Com a decisão, as Propostas de Emenda à Constituição (PECs) avançam na tramitação e seguem agora para análise de uma comissão especial, onde o mérito das mudanças será debatido.
Atualmente, duas PECs tratam do tema na Câmara. Uma delas foi apresentada em 2025 pela deputada Erika Hilton (PSOL-SP) e propõe a redução da jornada com adoção da escala 4×3. A outra, de 2019, é de autoria do deputado Reginaldo Lopes (PT-MG) e prevê a diminuição gradual da jornada semanal de 44 para 36 horas ao longo de dez anos.
Como tratam do mesmo assunto, as propostas foram apensadas, ou seja, passaram a tramitar juntas dentro do Congresso Nacional.
O parecer aprovado pela CCJ foi elaborado pelo relator, deputado Paulo Azi (União-BA), que deu aval para a continuidade da tramitação. A comissão, no entanto, não analisa o conteúdo das propostas, mas apenas se elas estão de acordo com a Constituição.
Durante a análise, Azi defendeu a criação de um período de transição para permitir que empresas e setores econômicos se adaptem às possíveis mudanças. Ele também mencionou a necessidade de discutir eventuais compensações ao setor produtivo.

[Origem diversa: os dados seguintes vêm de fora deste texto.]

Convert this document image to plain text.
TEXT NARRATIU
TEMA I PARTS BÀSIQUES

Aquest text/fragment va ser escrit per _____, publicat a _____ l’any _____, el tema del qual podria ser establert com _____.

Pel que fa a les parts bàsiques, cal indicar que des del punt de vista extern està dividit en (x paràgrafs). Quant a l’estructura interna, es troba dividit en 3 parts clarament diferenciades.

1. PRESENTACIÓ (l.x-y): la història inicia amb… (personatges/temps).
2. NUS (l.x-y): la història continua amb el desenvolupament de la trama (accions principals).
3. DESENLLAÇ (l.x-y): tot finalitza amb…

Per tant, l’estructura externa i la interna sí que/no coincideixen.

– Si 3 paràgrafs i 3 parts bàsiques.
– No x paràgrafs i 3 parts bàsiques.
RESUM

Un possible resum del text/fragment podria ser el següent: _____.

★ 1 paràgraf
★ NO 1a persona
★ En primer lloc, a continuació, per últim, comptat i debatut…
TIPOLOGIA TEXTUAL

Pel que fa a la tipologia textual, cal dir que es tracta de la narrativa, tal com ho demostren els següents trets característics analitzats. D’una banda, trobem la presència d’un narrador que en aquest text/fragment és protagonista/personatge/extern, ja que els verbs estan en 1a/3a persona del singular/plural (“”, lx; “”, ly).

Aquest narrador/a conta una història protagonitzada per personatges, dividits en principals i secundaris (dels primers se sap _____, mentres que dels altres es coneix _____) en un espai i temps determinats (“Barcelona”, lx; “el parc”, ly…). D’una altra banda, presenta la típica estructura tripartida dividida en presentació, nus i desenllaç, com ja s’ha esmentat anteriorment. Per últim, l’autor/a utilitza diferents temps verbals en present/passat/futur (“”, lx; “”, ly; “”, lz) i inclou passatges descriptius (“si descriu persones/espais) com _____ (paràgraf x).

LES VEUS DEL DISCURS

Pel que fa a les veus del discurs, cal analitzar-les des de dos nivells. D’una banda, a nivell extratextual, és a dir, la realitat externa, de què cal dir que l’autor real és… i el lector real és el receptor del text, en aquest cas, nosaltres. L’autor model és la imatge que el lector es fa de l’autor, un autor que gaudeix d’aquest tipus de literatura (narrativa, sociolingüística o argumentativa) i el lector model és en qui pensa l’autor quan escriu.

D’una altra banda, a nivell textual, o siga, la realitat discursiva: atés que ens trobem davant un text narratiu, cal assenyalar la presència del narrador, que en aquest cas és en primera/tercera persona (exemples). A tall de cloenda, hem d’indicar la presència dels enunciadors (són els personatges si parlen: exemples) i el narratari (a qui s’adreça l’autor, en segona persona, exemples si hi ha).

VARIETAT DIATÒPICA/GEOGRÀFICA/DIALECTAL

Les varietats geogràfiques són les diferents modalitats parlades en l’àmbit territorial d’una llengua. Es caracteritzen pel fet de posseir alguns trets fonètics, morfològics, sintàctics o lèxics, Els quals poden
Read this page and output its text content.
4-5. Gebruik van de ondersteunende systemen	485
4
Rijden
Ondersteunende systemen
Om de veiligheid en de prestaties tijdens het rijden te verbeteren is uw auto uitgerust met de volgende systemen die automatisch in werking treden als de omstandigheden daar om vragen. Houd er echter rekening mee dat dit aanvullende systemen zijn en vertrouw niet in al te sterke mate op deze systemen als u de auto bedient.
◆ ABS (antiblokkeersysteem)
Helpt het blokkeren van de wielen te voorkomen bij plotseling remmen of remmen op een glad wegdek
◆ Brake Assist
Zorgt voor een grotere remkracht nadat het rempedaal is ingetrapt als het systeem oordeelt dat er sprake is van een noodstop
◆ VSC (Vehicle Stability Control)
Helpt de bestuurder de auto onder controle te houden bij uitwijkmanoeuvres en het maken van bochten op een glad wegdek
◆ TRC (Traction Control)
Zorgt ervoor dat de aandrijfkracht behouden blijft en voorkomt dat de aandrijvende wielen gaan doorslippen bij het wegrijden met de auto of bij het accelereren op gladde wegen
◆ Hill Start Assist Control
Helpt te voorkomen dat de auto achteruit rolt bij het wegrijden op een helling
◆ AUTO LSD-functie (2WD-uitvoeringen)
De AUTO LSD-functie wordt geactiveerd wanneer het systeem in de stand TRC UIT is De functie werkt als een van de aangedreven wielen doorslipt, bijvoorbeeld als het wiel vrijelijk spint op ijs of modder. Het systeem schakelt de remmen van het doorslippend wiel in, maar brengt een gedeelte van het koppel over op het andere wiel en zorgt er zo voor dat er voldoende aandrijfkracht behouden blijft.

Esses pontos devem ser aprofundados na próxima fase, quando a comissão especial avaliará o mérito das propostas e poderá sugerir alterações no texto.
O que acontece agora
Após a aprovação na CCJ, as PECs seguem para uma comissão especial, que será responsável por discutir o conteúdo das propostas, realizar audiências públicas e apresentar um parecer final.
Se aprovadas nessa etapa, as propostas ainda precisarão passar por votação em dois turnos no plenário da Câmara dos Deputados. Para avançar, será necessário o apoio de pelo menos 308 deputados em cada turno.
Depois disso, o texto segue para o Senado Federal, onde também precisa ser aprovado em dois turnos antes de ser promulgado.
Ou seja, apesar do avanço, o fim da escala 6×1 ainda depende de um longo processo legislativo até que possa, de fato, entrar em vigor.